How I got here is quite a long story. However, I'm benchmarking trivial implementations of the Atkin sieve with different programming languages/implementations. Why the "trivial implementation"? Because:
- I did not want to spend to much time to write clever ones in each language
- Because otherwise half the benchmark would have been about my specific optimization skills (platform internals knowledge etc.) in each language
- I'm lazy
So... we try not to put too much importance on unimportant things and draw some interesting conclusions. First, as a comparison I use a very fast C implementation of the atkin sieve which I found here.

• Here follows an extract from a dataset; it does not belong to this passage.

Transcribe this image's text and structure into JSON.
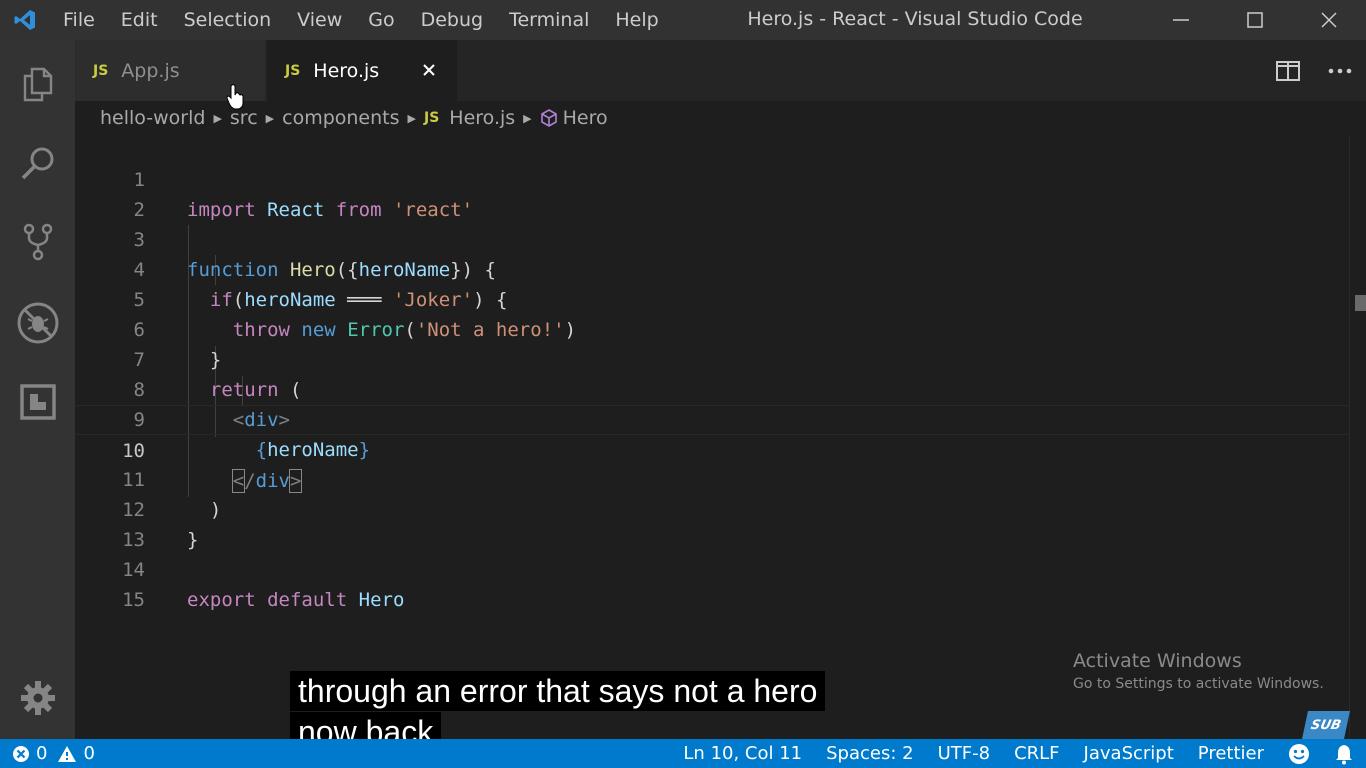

This is the bottom-line. It is a cleverly implemented version in a fast language. I do not expect anybody to get close.
It is almost unbetable:
% time primes 1 10000000 > /dev/null
primes 1 10000000 > /dev/null 0.07s user 0.00s system 97% cpu 0.070 total
Consider that I had to suppress the output because this one not only computes the primes, but it also prints them.

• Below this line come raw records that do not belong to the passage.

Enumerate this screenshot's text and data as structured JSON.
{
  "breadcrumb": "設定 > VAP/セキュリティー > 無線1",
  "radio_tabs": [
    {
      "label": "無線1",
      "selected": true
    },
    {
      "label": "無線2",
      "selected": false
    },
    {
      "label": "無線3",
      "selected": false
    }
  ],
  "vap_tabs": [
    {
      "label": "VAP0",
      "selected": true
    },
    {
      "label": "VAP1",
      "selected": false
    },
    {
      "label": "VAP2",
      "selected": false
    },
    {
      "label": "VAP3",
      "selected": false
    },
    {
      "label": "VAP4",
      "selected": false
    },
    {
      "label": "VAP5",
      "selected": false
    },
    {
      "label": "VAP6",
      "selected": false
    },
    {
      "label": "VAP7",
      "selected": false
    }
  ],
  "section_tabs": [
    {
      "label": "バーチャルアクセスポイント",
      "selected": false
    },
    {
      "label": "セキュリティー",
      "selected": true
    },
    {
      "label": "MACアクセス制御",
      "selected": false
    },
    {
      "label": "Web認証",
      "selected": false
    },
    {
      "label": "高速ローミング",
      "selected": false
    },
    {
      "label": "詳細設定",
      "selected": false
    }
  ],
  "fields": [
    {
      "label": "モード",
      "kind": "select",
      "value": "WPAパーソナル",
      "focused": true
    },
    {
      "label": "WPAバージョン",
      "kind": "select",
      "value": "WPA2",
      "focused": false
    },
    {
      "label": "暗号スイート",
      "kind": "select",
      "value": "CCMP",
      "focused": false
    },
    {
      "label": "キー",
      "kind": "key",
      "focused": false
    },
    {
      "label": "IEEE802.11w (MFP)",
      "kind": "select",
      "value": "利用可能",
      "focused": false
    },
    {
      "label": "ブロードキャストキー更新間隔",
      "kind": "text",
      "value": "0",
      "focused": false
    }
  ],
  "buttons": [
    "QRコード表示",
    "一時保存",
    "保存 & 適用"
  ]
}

Quite interestingly an unoptimized Java implementation is just above 100 milliseconds. Ok, I did not write every number on standard output. C still is faster. The point is that the Java code took like 10 minutes to be written and is compared against a carefully crafted implementation in a language considered to be faster. This is a "good enough result" for Java (and it shows some excellent compiler work behind that). Both Java and C had to find the primes below 10000000. This is also what I did with the other languages.

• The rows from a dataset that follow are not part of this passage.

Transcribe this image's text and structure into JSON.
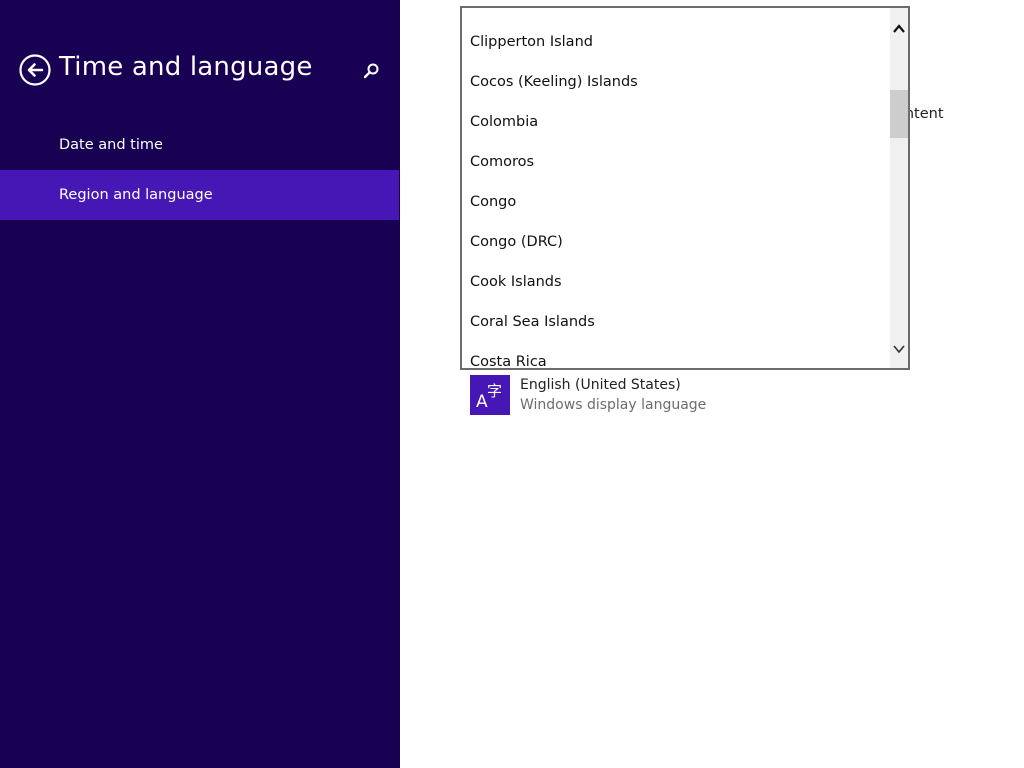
{
  "header": {
    "title": "Time and language",
    "back_icon": "back-arrow-icon",
    "search_icon": "search-icon"
  },
  "nav": {
    "items": [
      {
        "label": "Date and time",
        "selected": false
      },
      {
        "label": "Region and language",
        "selected": true
      }
    ]
  },
  "dropdown": {
    "items": [
      "Clipperton Island",
      "Cocos (Keeling) Islands",
      "Colombia",
      "Comoros",
      "Congo",
      "Congo (DRC)",
      "Cook Islands",
      "Coral Sea Islands",
      "Costa Rica"
    ]
  },
  "behind": {
    "partial_text": "ontent"
  },
  "language": {
    "name": "English (United States)",
    "description": "Windows display language",
    "icon": "language-icon"
  },
  "colors": {
    "pane_bg": "#180052",
    "accent": "#4617b4",
    "text_light": "#ffffff"
  }
}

This is a kludge I used to test both regular Python (using numpy, which should provide a reasonably fast buffer to support the sieve) and Pypy, which should JIT to death integer computations.
I found quite interesting that using on not using numpy does not change things much. Regular Python took 6.16s without numpy and 6.12s with numpy. This makes sense: afterall, numpy is fast if used matrix-wise. In this case, however, I'm doing things element-wise. Perhaps I should devise a pure matrix manipulation implementation and benchmark that instead.
Pypy is surprisingly good: it takes 1.20 seconds to run the 10000000 numbers computation.
After testing Java, the natural candidate is Clojure. How much inefficiency does the clojure runtime add? The code I wrote is voluntarily unclojurish and is more a direct translation from Java to clojure, exactly because now the focus is on the overhead. Apparently there are some big problems.
The first version I wrote did not involve the int coercions that the present version has and took about 2.8 secs. Replacing loops with doseqs made it slower (to about 3.x secs), so I went back to the explicit loop version. After that adding and removing coercions made times vary. Some coercions slowed things down, some sped them up. Another funny thing (logical, in fact) is that it is not true that a given coercion always speeds things up: for example the coercion on n1 was an improvement only after I also coerced end. For no reason I could fathom coercing n2 and n3 makes things worse.
In fact the presented version takes 1.5-1.6 seconds. However, adding the coercion on n2 makes the whole thing jump to 2.7 seconds. While for other coercions I understood why thing actually got worse, in this case I just don't know what to think.
Moreover, uncommenting the count-primes function call, makes the timing for atkin jump at 2.2 seconds. I think I plainly admit my incapacity to optimize clojure code: the logic behind its behavior just evades me.